Image credit: Kent Smith/Showtime
BEARD VS. BEARD After watching Saul (Mandy Patinkin) confront black ops svengali Dar Adal (F. Murray Abraham) at the latter's favorite waffle spot, I've begun fantasizing about a spin-off series that's just these two men touring greasy spoons across our fair land — kind of like that 2011 Steve Coogan/Rob Brydon film The Trip, but with way more growling.
It's the mission Nazir gave Brody that doesn't quite stand up to scrutiny for me. I buy that Nazir read in The New York Times that Walden has a pacemaker and a treadmill in his office (the character's most overt Cheneyesque quality), and I buy that when backed into a corner, Nazir would try for a hail mary pass to at least take out the best high profile target he can. But somehow I doubt even the most aggressive reporter would know about the plastic case containing the tiny serial number that controls the vice president's pacemaker. Nor for that matter do I think that a device that keeps the heart beating of the man who himself his a heartbeat away from the presidency would be susceptible to any kind of enemy hacking. (Those were dangling threads #4 & #5, for the none of you still keeping track.)
The entire thing screamed "PLOT DEVICE! PLOT DEVICE!" in the most obvious way to me: The writers just wanted the scene where Brody got to watch Walden die in front of him without Brody having to physically kill him. They didn't appear to mind that it meant Brody would be wandering willy nilly through the vice president's residence, with nary a secret service agent in sight. To keep this from becoming an all out rant, though, I do want to single out a few choice details during this sequence: I loved Brody tying his tie en route to the veep's home, and mindlessly requesting a "double shot of your best bourbon" from one of Walden's aides. And the decision by director Guy Ferland to shoot Brody's from entrance into the residence up through his departure to the "bathroom" in what seemed like a single take was a masterstroke in building tension.
Indeed, the taut direction and Damian Lewis' jittery performance helped sell the sequence beyond its seeming limitations, including the bit where Brody swore on Issa's immortal soul that he would give Nazir the serial number so long as he let Carrie go first, and Nazir totally bought it. And when Brody told Walden he was withdrawing his name from consideration, Jamey Sheridan finally got some meat of his own to chew, even if it was for a few brief moments. "It's for my family," said the man Walden had hand picked and groomed in his own image, challenging Walden's core reason for being — the constant pursuit and consolidation of power. Walden did not hesitate to respond. "F--- your family," he barked. "We're talking about the second highest office in this land. The possibility some day of the highest office in this land. You don't walk away from that."

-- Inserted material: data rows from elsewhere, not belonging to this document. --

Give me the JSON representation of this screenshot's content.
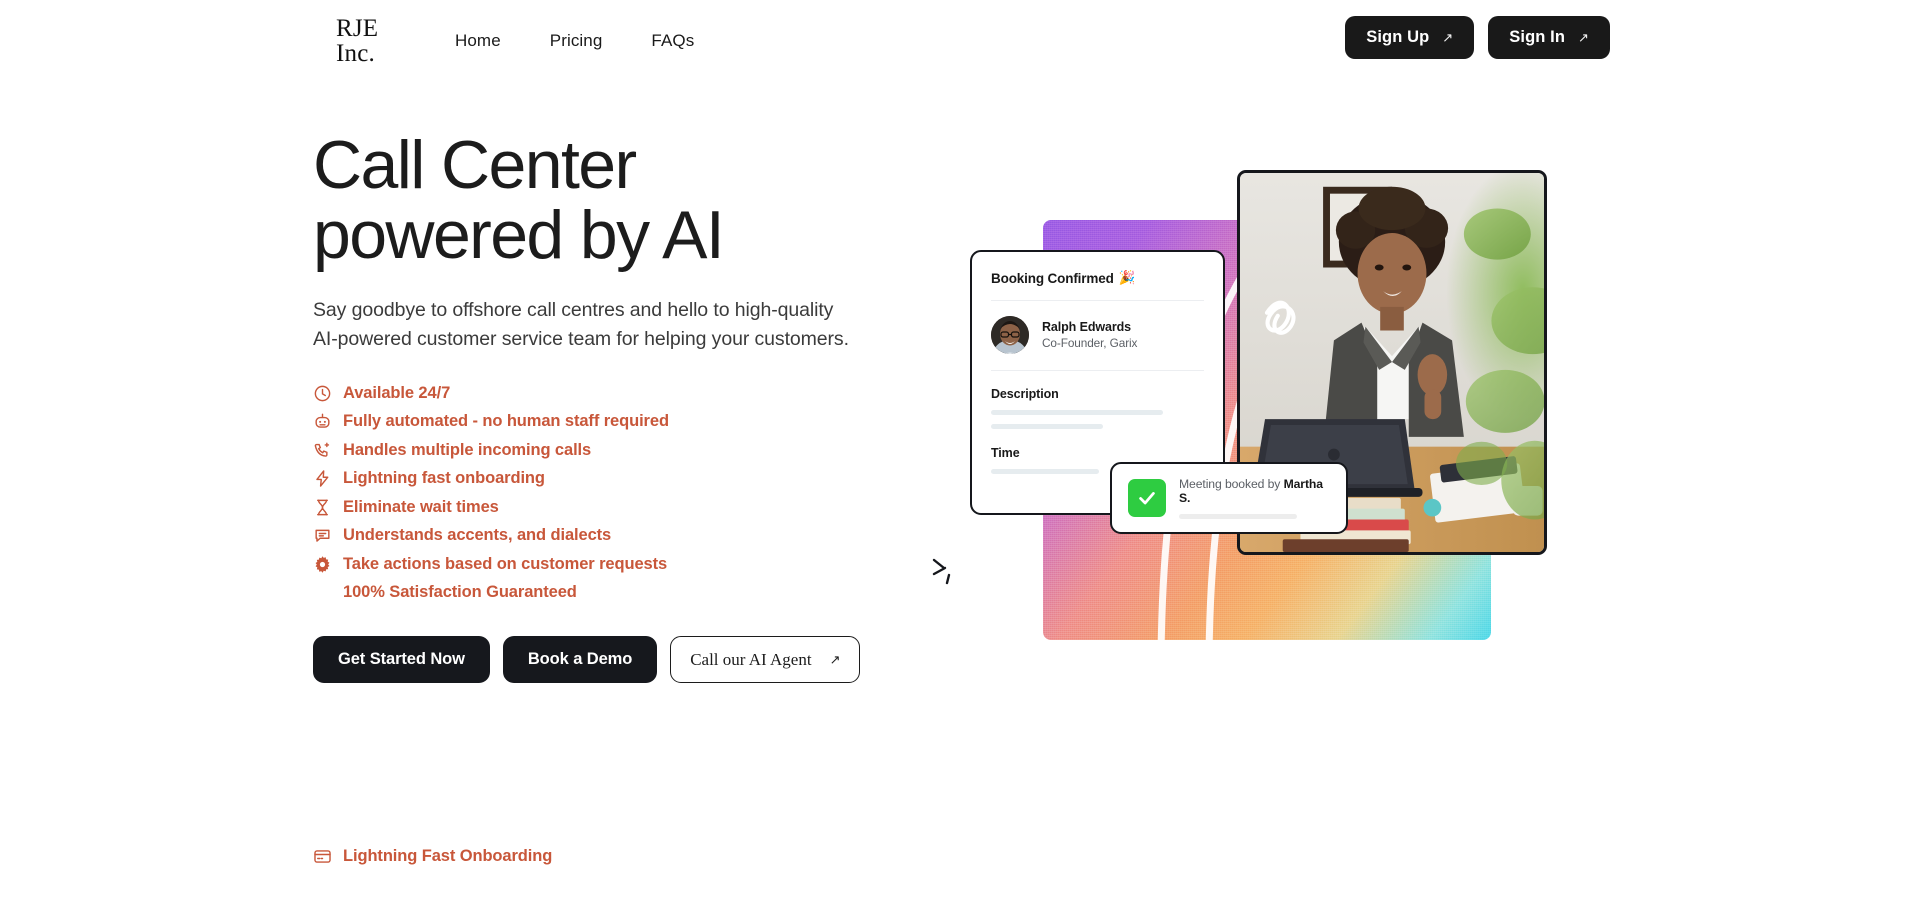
{
  "brand": {
    "logo_line1": "RJE",
    "logo_line2": "Inc."
  },
  "nav": {
    "items": [
      {
        "label": "Home"
      },
      {
        "label": "Pricing"
      },
      {
        "label": "FAQs"
      }
    ]
  },
  "header_actions": {
    "sign_up": "Sign Up",
    "sign_in": "Sign In",
    "arrow_glyph": "↗"
  },
  "hero": {
    "headline": "Call Center\npowered by AI",
    "subhead": "Say goodbye to offshore call centres and hello to high-quality\nAI-powered customer service team for helping your customers.",
    "features": [
      {
        "icon": "clock-icon",
        "label": "Available 24/7"
      },
      {
        "icon": "robot-icon",
        "label": "Fully automated - no human staff required"
      },
      {
        "icon": "phone-plus-icon",
        "label": "Handles multiple incoming calls"
      },
      {
        "icon": "lightning-icon",
        "label": "Lightning fast onboarding"
      },
      {
        "icon": "hourglass-icon",
        "label": "Eliminate wait times"
      },
      {
        "icon": "chat-bubble-icon",
        "label": "Understands accents, and dialects"
      },
      {
        "icon": "gear-icon",
        "label": "Take actions based on customer requests"
      },
      {
        "icon": "none",
        "label": "100% Satisfaction Guaranteed"
      }
    ],
    "cta": {
      "primary": "Get Started Now",
      "secondary": "Book a Demo",
      "tertiary": "Call our AI Agent",
      "tertiary_arrow": "↗"
    }
  },
  "bottom_strip": {
    "icon": "card-icon",
    "label": "Lightning Fast Onboarding"
  },
  "illustration": {
    "booking_card": {
      "title": "Booking Confirmed",
      "title_emoji": "🎉",
      "person_name": "Ralph Edwards",
      "person_role": "Co-Founder, Garix",
      "description_label": "Description",
      "time_label": "Time"
    },
    "toast": {
      "text_prefix": "Meeting booked by ",
      "booker": "Martha S."
    },
    "photo_alt": "woman-at-desk-with-laptop"
  },
  "colors": {
    "accent_orange": "#c8573a",
    "dark": "#16181d",
    "green": "#2ecc41",
    "page_bg": "#ffffff",
    "gradient_start": "#9b5de5",
    "gradient_mid": "#f4a06a",
    "gradient_end": "#4fd8e8"
  }
}
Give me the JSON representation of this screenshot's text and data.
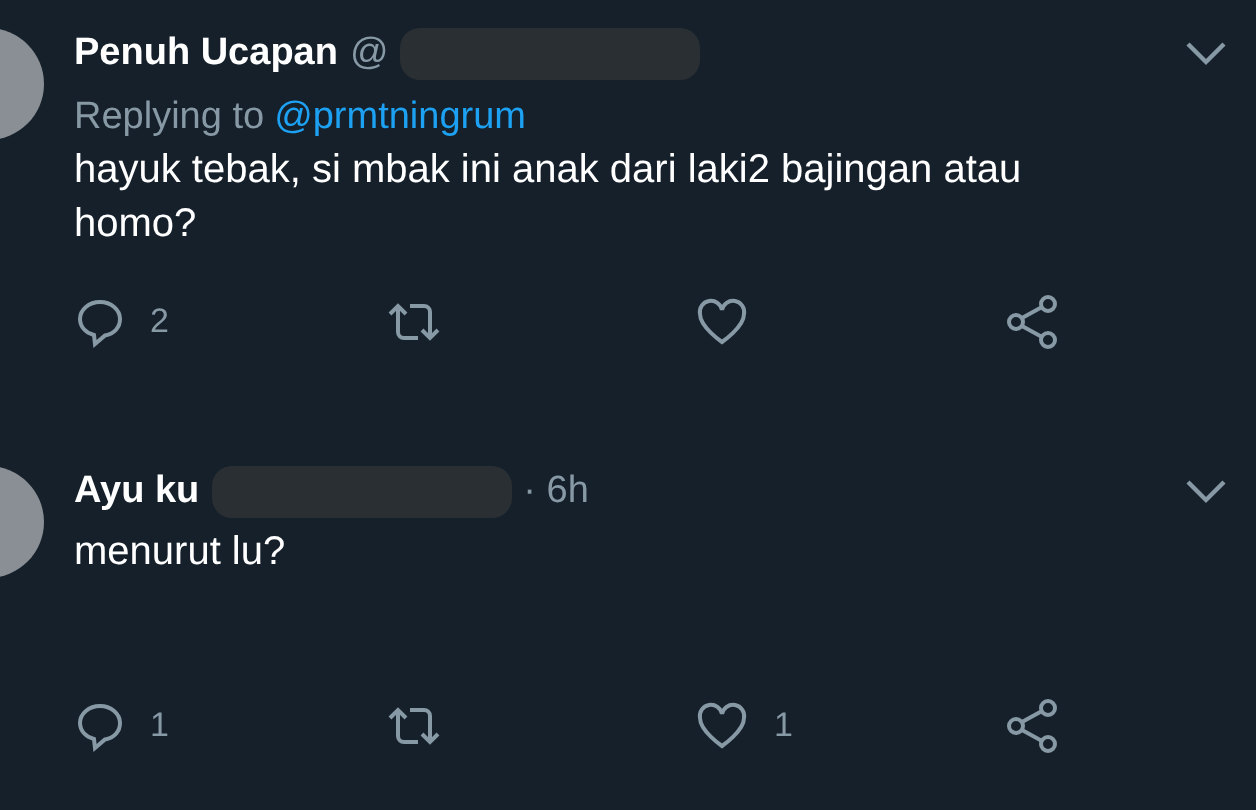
{
  "tweets": [
    {
      "name": "Penuh Ucapan",
      "handle_prefix": "@",
      "replying_to": {
        "label": "Replying to",
        "handle": "@prmtningrum"
      },
      "text": "hayuk tebak, si mbak ini anak dari laki2 bajingan atau homo?",
      "actions": {
        "replies": "2"
      }
    },
    {
      "name": "Ayu ku",
      "time": "· 6h",
      "text": "menurut lu?",
      "actions": {
        "replies": "1",
        "likes": "1"
      }
    }
  ]
}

And that's when the only apparent survivor in Abu Nazir's U.S. cell — i.e. the Kirsten Vangsness/Pauley Perrette/Barrett Foa of terrorism — entered the "exterminate" code for Walden's pacemaker. The moment Walden clutched his chest, Brody knew he'd won, and for the first time since he'd returned home with someone who wasn't Carrie, he revealed his true self. And it was ugly. "I want to feel clean again," he sneered at the vice president. "And I pretty much disagree with everything you say and do." Walden begged for a doctor; Brody refused. Walden lunged for the phone; Brody pulled it away. With his last breath, Walden growled "What are you doing?!" before collapsing into Brody's arms. Brody leaned in close. "You don't get it, do you?" he whispered, lowering Walden to the floor. "I'm killing you." Nevermind that Walden's death throes would have probably been heard by the secret service (dangling thread #6). Nevermind that the moment Estes hears Brody was present for Walden's demise, Brody will be a piece of asphalt black toast (possible dangling thread #6a, pending further evidence). Because, honestly, even with the far-fetched build up, even with how sketchily drawn the vice president has been as a character, I found this final confrontation to be completely satisfying. Brody's final sigh, standing over Walden's body, had a profound feeling of catharsis and closure. Now I can only hope the writers have the stones to end Brody's story the way they should.